While this atypical second election is a means of maintaining the integrity of NABJ’s democratic process, the need for it exposes holes in the organization’s voting policies.

“Had there actually been a rule in writing, we could have avoided this,” Sharpe-Brown said. “I just don’t feel like any candidate should be put in a position like this again.”

This is not the first time an NABJ member interested in running for election has had to choose between seeking a national position and remaining involved with the student project. In 2013, Khorri Atkinson, a candidate for student representative, was also selected for that year’s student project. There were no written rules outlining his eligibility for office as a participant on the project. However, project leaders removed him from the project.

“It’s just common sense. That’s a classic conflict of interest,” Atkinson said. “I think NABJ should have known better.”
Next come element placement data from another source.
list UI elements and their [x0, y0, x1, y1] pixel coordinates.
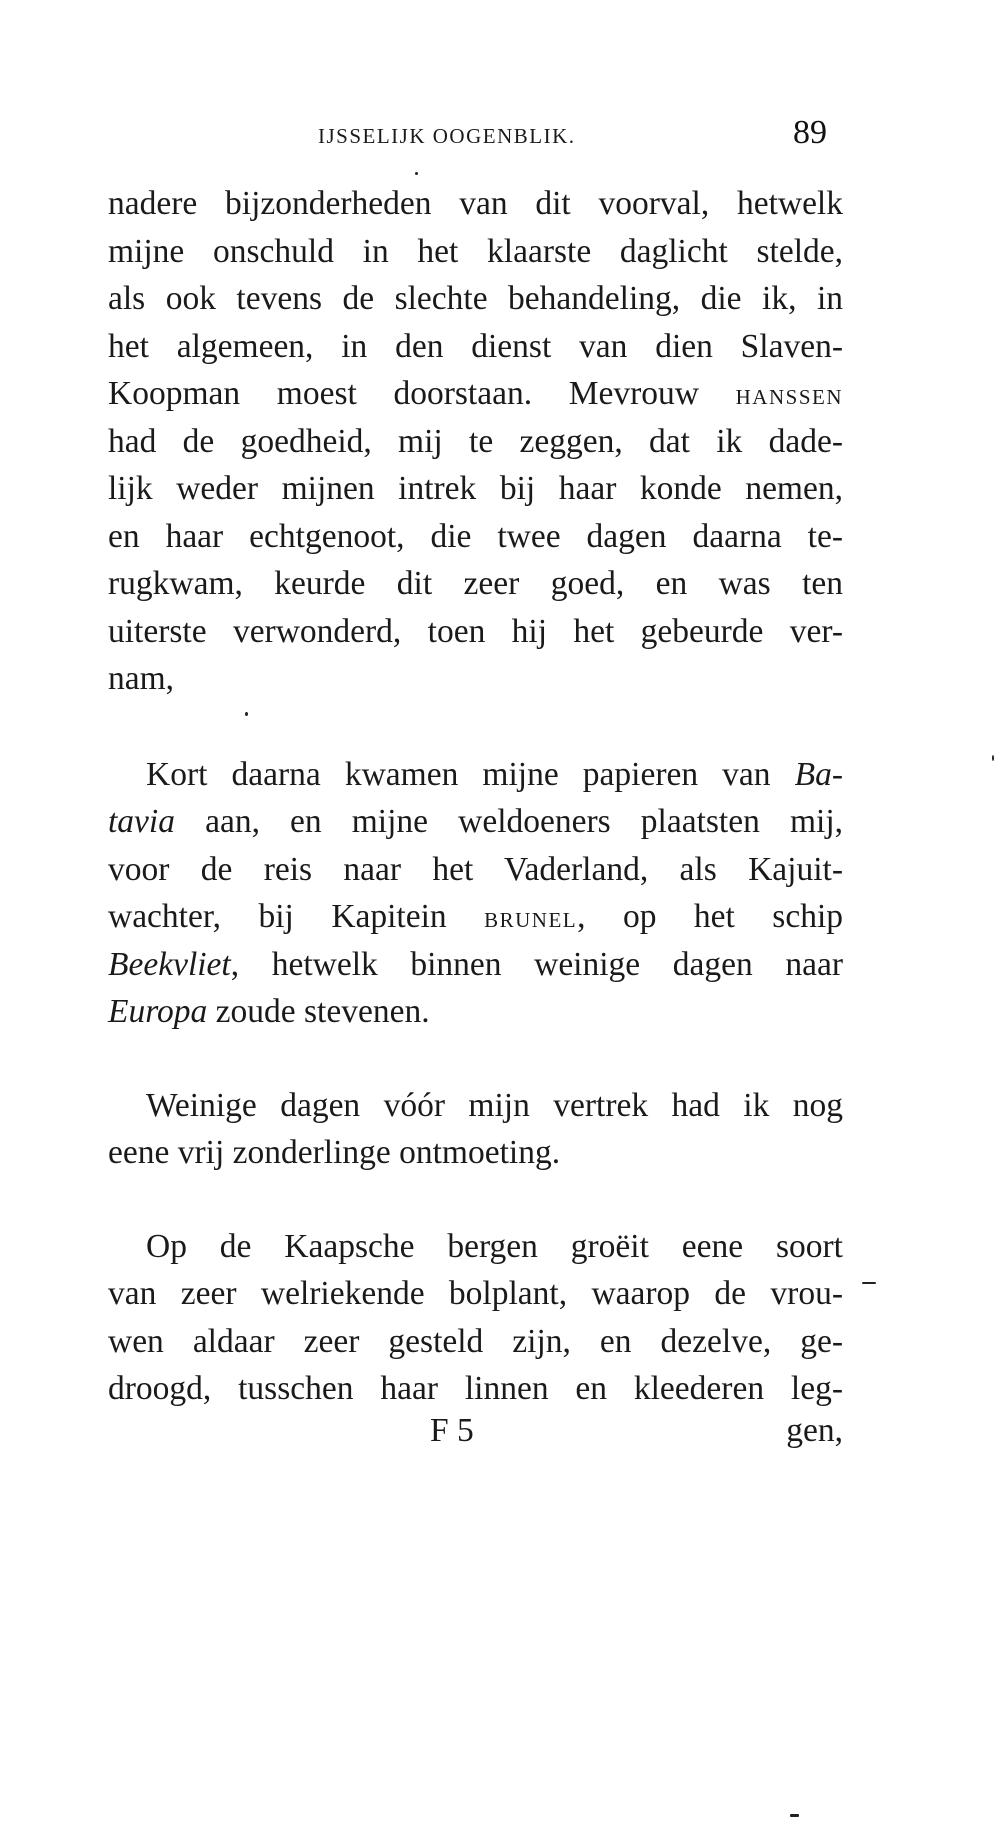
text-line: eene vrij zonderlinge ontmoeting. — [108, 1134, 561, 1171]
text-line: nadere bijzonderheden van dit voorval, hetwelk — [108, 185, 843, 222]
text-line: Beekvliet, hetwelk binnen weinige dagen naar — [108, 945, 843, 983]
scan-speck — [862, 1282, 876, 1284]
running-title: IJSSELIJK OOGENBLIK. — [318, 124, 576, 148]
catchword: gen, — [786, 1412, 843, 1449]
paragraph — [108, 1223, 843, 1413]
running-head — [0, 114, 1000, 158]
italic-place-name: Europa — [108, 993, 208, 1030]
scan-speck — [245, 712, 248, 716]
text-line: Weinige dagen vóór mijn vertrek had ik nog — [146, 1086, 843, 1124]
italic-place-name: tavia — [108, 803, 175, 840]
scan-speck — [992, 755, 994, 761]
text-line: uiterste verwonderd, toen hij het gebeurde ver- — [108, 612, 843, 650]
body-text — [108, 180, 843, 1413]
text-line: van zeer welriekende bolplant, waarop de vrou- — [108, 1275, 843, 1312]
text-line: wen aldaar zeer gesteld zijn, en dezelve, ge- — [108, 1322, 843, 1360]
signature-mark: F 5 — [430, 1412, 474, 1449]
italic-place-name: Ba- — [794, 755, 843, 793]
text-line: had de goedheid, mij te zeggen, dat ik dade- — [108, 422, 843, 460]
text-line: Op de Kaapsche bergen groëit eene soort — [146, 1227, 843, 1265]
paragraph — [108, 751, 843, 1036]
text-line: Koopman moest doorstaan. Mevrouw HANSSEN — [108, 375, 843, 412]
page-footer — [108, 1412, 843, 1462]
text-line: Kort daarna kwamen mijne papieren van Ba- — [146, 755, 843, 793]
text-line: het algemeen, in den dienst van dien Slaven- — [108, 327, 843, 365]
text-line: lijk weder mijnen intrek bij haar konde nemen, — [108, 470, 843, 507]
text-line: en haar echtgenoot, die twee dagen daarna te- — [108, 517, 843, 555]
paragraph — [108, 1082, 843, 1177]
text-line: Europa zoude stevenen. — [108, 993, 430, 1030]
paragraph — [108, 180, 843, 703]
small-caps-name: HANSSEN — [735, 385, 843, 409]
scan-speck — [790, 1814, 799, 1817]
small-caps-name: BRUNEL — [484, 908, 578, 932]
text-line: rugkwam, keurde dit zeer goed, en was ten — [108, 565, 843, 602]
scan-speck — [415, 172, 418, 175]
italic-ship-name: Beekvliet — [108, 945, 231, 983]
text-line: tavia aan, en mijne weldoeners plaatsten mij, — [108, 803, 843, 840]
text-line: wachter, bij Kapitein BRUNEL, op het schip — [108, 898, 843, 935]
text-line: voor de reis naar het Vaderland, als Kajuit- — [108, 850, 843, 888]
text-line: droogd, tusschen haar linnen en kleederen leg- — [108, 1370, 843, 1407]
text-line: mijne onschuld in het klaarste daglicht stelde, — [108, 232, 843, 270]
page-number: 89 — [793, 114, 827, 151]
text-line: als ook tevens de slechte behandeling, die ik, in — [108, 280, 843, 317]
text-line: nam, — [108, 660, 175, 697]
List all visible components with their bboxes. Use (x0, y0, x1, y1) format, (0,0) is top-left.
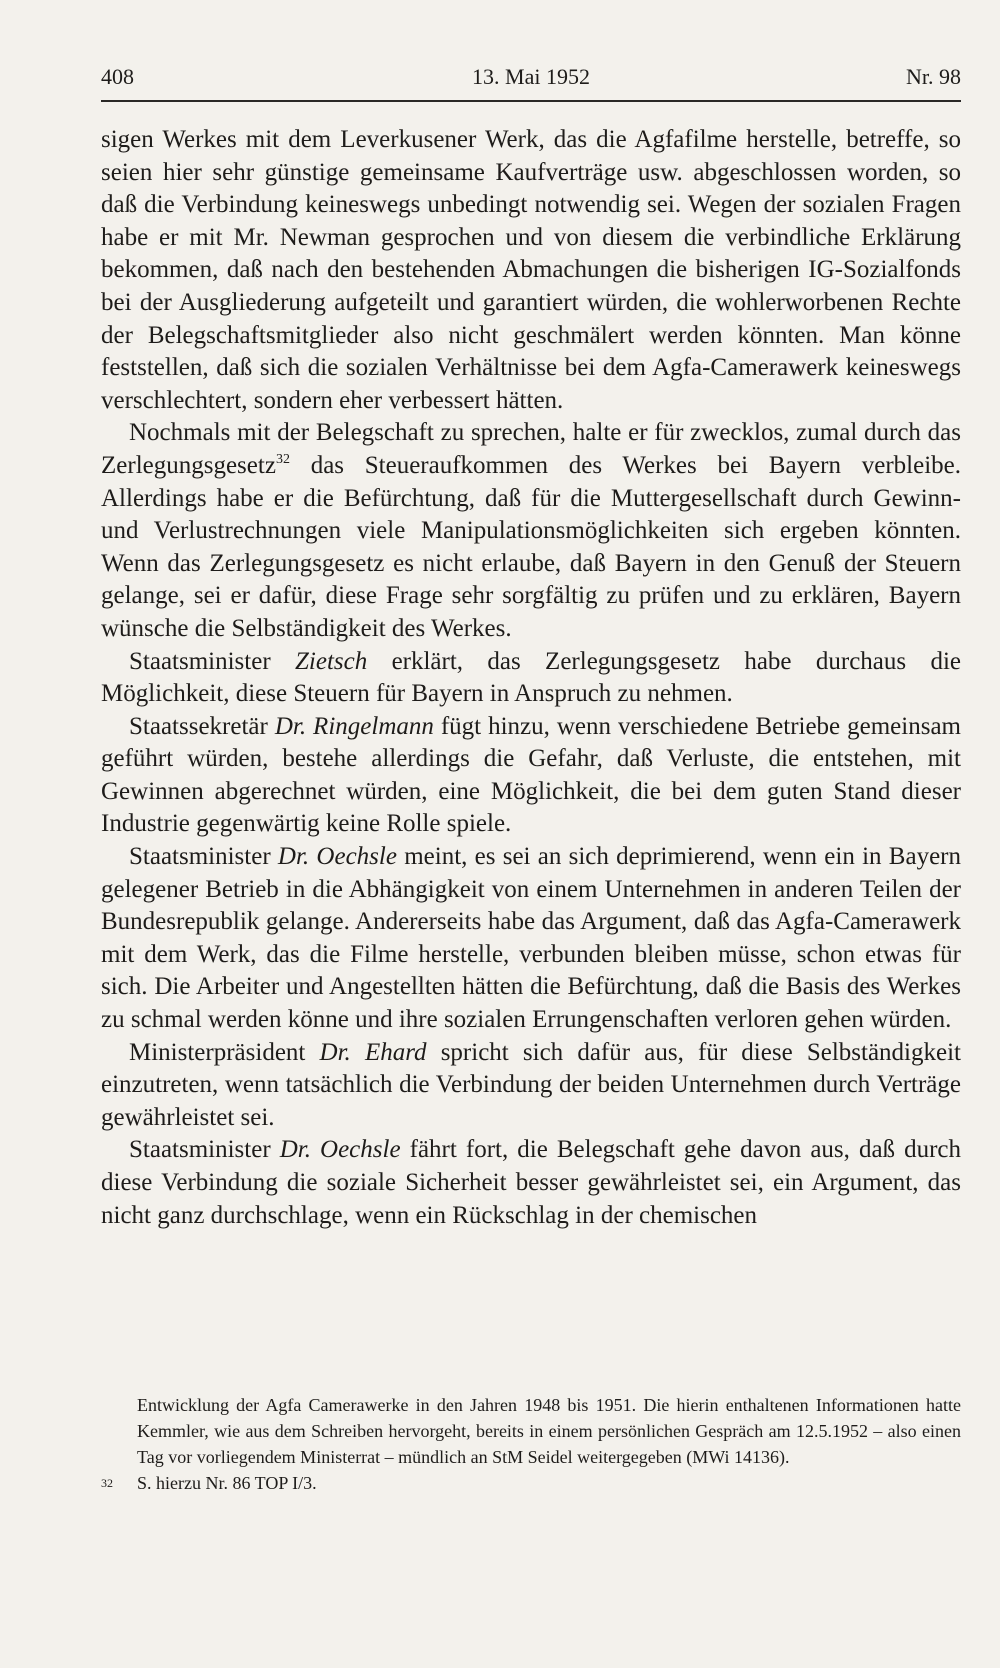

Then-Elections Chairman Mike Woolfolk recommended that the board of directors develop a policy that clearly outlines the relationship between running for office and participating in the Student Multimedia Project.

Said Woolfolk: “It is entirely up to the board to take action on those recommendations,” displaying a digital copy of the report he submitted to the board in 2013. “I’m just finding out, unfortunately, that that never happened.”

The recommendation read: “This policy could be as simple as including on the SEED application form a sentence stating, ‘a student selected to participate in Student Projects who also wishes to seek election to the Board of Directors at the same convention must choose one or the other, but will not be allowed to do both.’”

Bob Butler, who was elected president in 2013, said he does not recall receiving Woolfolk’s recommendation. As president, the election committee’s report is one of the first that he would have reviewed after the convention.

“Obviously, we dropped the ball,” Butler said. “It’s not the policy. It’s making sure it’s clear on the application that if you want to run for office, and you want to be part of the student project, you can’t do both.”

Glover, who was elected to her first term as NABJ president in 2015, seemed to have a different opinion on whose responsibility it is to prevent discrepancies like this.

“At the end of the day, the Elections Committee does set the rules,” Glover said. “So we will ask for strong language to set a recommendation for the next election cycle. That could provide more clarity to all stakeholders on the front end.”

It remains to be seen whether the board of directors will end its back-and-forth with the Elections Committee and move to amend its eligibility procedures.

“I can’t dwell on it,” Sharpe-Brown said. “Am I disappointed? Absolutely. But the show must go on.”